In the past few weeks, al-Maliki has issued several calls for national reconciliation, even reaching out to former low-level members of Saddam Hussein's Baath Party, encouraging them to return to mainstream politics. But Iraq isn't a place with short memories. Reconciliation is difficult in a land where the 1,400-year-old Shi'ite-Sunni schism is still very much alive. Gone are the days when some Iraqi men carried three national identification cards — one listing their name as Omar (a predominantly Sunni name), another as Ali (predominantly Shi'ite) and a third as Ammar (which can be either). Still, few families have trickled back to the homes they fled in areas that witnessed the fiercest sectarian cleansing by Sunni or Shi'ite militias.
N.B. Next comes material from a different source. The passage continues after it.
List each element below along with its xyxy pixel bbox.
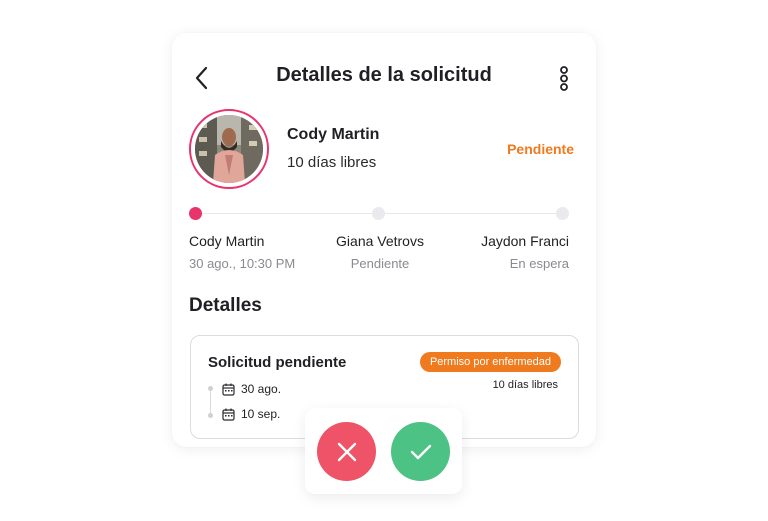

Can families forgive neighbors who may have directly or indirectly killed their loved ones?

Iraq's tribes may hold one of the keys that will give this place a chance at putting its past behind it. While the tribal dynamic does not extend throughout the country, especially in more urban centers or among Christian communities, much of the fighting came from tribal elements, both Sunni and Shi'ite. Tribal reconciliation is an age-old mechanism for resolving disputes. When the leader of a tribe speaks, if he says he has reconciled with another or with the government, his word is law, and all members of that tribe fall in line. That's why al-Maliki is reaching out to them in a bid to foster national reconciliation. The hope is that when the stranger leaves, Iraq's brothers and cousins will resolve their family feuds the old-fashioned way, through dialogue and deference. The potential is there, but so many questions remain to be answered.